We also have to index the .bam file again. This time we use samtools.
for bam in output_files/*_deduplicated.bam; do
/softwares/samtools1.12/samtools index "$bam";
done
Do ls to see what changed. You should now also have .bam.bai files.
We now have .bam files which are ready to go for downstream processing. But we haven’t really looked at the mapping quality yet. We can do so with the tool Qualimap. Run the following:
for bam in output_files/*_deduplicated.bam; do
sample=$(basename "$bam" .bam)
/softwares/qualimap_v2.2.1/qualimap bamqc \
-bam "$bam" \
-outdir output_files/qualimap_results/${sample}_qualimap \
-outformat HTML
done
It will create an bunch of files, and store them in a qualimap_results folder (note that you asked it to create this folder to put all the output files in). Download the entire folder (just like you did with the FastQC results) and look at the html file it in your browser. Because Qualimap does not embed the images in their html files (unlike FastQC), you need to download the entire folder. Take a look at the images at the bottom of the report (you can click the links on the right side of the page), especially the coverage across the reference and coverage histogram. It should look something like this:

The next step will be different from the variant filtering we’ve done for the high depth samples. Because these are low depth samples (~3X), we cannot call hard genotypes with certainty. Imagine you have a position with 2X or 3X coverage, how certain would you be this truly is homozogous if you only find 1 allele? So instead we’ll use genotype likelihoods as implemented in ANGSD. The next section deals with genotype-likelihood computation and probabilistic SNP filtering.
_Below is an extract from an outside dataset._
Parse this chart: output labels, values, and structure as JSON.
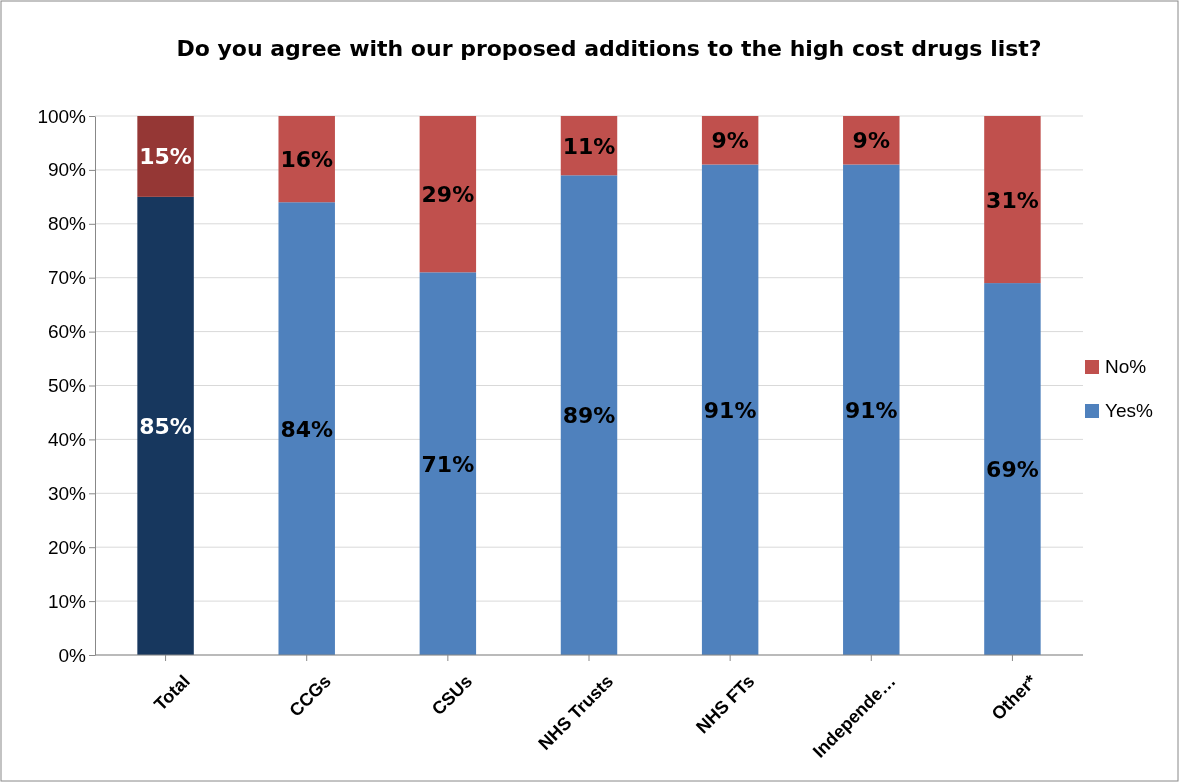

Housekeeping: we have created quite a few large files, and it is good practice to delete what you don’t need anymore. You could for example delete the .sam files, and the _sorted.bam files which were later deduplicated. You can remove files with
rm, but be careful! It will not ask you if you’re certain and it cannot be undone. Always keep the raw data, and keep the final .bam files as they will be needed for the variant calling.